Jul 21 • Morning Roll Call • 1825 Views • Comments Off on MORNING ROLL CALL

Euro rises to a near 24 month high versus U.S. dollar, as Mario Draghi suggests asset purchasing may end in Autumn

As widely expected, on Thursday the ECB announced that the main interest rate was remaining at zero, with the deposit rate remaining at -0.4%. The asset purchase scheme (quantitative easing by another name), also remained unchanged, at €60b per month. However, the surprise and sting in the tail, came in the commentary accompanying the press conference, at which Mario Draghi announced that the ECB could begin to reduce its bond buying programme in the autumn. Withdrawing this facility in the short term, would represent quite a turnaround from the previous proclamations.

The euro rose versus its peers as a consequence of the news; EUR/GBP reached an eight month high, up 1.5% and just below the critical 0.9000 handle, whilst EUR/USD reached a high not witnessed since August 2015, to end the day at approx. 1.1639. Both currency pairs crashing up through R3, with EUR/USD adding more than 1.2% on the day. The euro made similar gains, versus the majority of its peers. These recent gains are made all the more remarkable given that the ECB rate is still at zero and they’re currently the only Western Hemisphere central bank engaging in any forms of QE/bond buying. If rates are lifted and the programme ended, the strength of the euro could be significantly raised.

USD/JPY was down circa 0.1% on the day at 111.86, after touching a more than three-week low of 111.48. Yen fell versus the majority of its peers, with the exception of GBP/JPY, after BOJ governor Kuroda delivered no comfort in his outlook commentary that: Japan’s economy was strong enough to withstand a rise in interest rates, or a tapering of the accommodative policy was imminent, or that the BOJ inflation target will be met in the short term.
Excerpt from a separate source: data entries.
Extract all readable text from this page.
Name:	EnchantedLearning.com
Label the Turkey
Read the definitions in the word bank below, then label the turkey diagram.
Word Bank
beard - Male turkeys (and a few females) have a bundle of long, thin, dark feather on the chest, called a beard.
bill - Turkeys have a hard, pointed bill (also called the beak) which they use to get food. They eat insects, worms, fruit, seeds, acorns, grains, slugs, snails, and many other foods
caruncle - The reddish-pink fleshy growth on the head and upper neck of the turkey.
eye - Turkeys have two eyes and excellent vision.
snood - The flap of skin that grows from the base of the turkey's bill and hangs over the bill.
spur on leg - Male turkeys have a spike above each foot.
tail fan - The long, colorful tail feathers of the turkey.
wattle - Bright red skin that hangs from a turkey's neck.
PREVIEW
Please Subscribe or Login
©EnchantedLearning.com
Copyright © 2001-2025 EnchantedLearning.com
Sterling experienced a weak day versus the majority of its peers, GBP/USD falling by 1% to 1.2974, resting on S3. Brexit negotiations aren’t developing well for the UK, as their leading political negotiating team are beginning to come to grips with the fact that the E.U. hold all the cards and the U.K. has very little to offer, in terms of bargaining power.

In terms of European news, Germany’s producer prices rose by 2.4% YoY, the Eurozone’s current account remained in surplus at €30.1b for May. The UK’s retail sales bounced back, rising by 0.9%, versus expectations of the 0.6% forecast rise. European indices endured a mixed day; STOXX 50 closing down 0.02%, CAC down 0.32%, DAX down 0.04%, with the FTSE making significant gains in a correlated 0.77% rise versus sterling’s fall. Due to most FTSE 100 companies being U.S. owned, if GBP/USD falls the FTSE 100 value rises.

U.S. economic calendar news mainly concerned unemployment claims, coming in below prediction at 233k, but continuing claims remained stubbornly high at 1977k. Natural gas storage came in at 28, missing the expectation of 33. The DJIA closed down 0.13%, SPX down 0.02%, whilst the Nasdaq closed at a record high for the third day in series, up 0.08%. Gold rose by approx. 0.2% to $1243 per ounce, with WTI oil falling by 0.6%, to $46.88 per barrel.

Economic calendar events for July 21st, all times quoted are London GMT time

08:30, currency impacted GBP. Public Sector Net Borrowing (Pounds) (JUN). The forecast is for a reduction to 4.2b, from the 6.0b borrowing in May.

08:30, currency impacted GBP. PSNB ex Banking Groups (JUN). The prediction is for a reduction to 4.9b, from the 6.7b borrowed in May.

12:30, currency impacted CAD. Consumer Price Index (YoY) (JUN). The forecast is for CPI to reduce to 1.1%, from the 1.3% registered in May.

12:30, currency impacted CAD Retail Sales (MoM) (MAY). Retail sales are expected to fall to 0.3% growth, from the 0.8% figure recorded in April.

17:00, currency impacted USD. Baker Hughes U.S. Rig Count (JUL 21). The rig count will be monitored carefully, given the recent volatility of the price of WTI oil. Last week’s count was 952.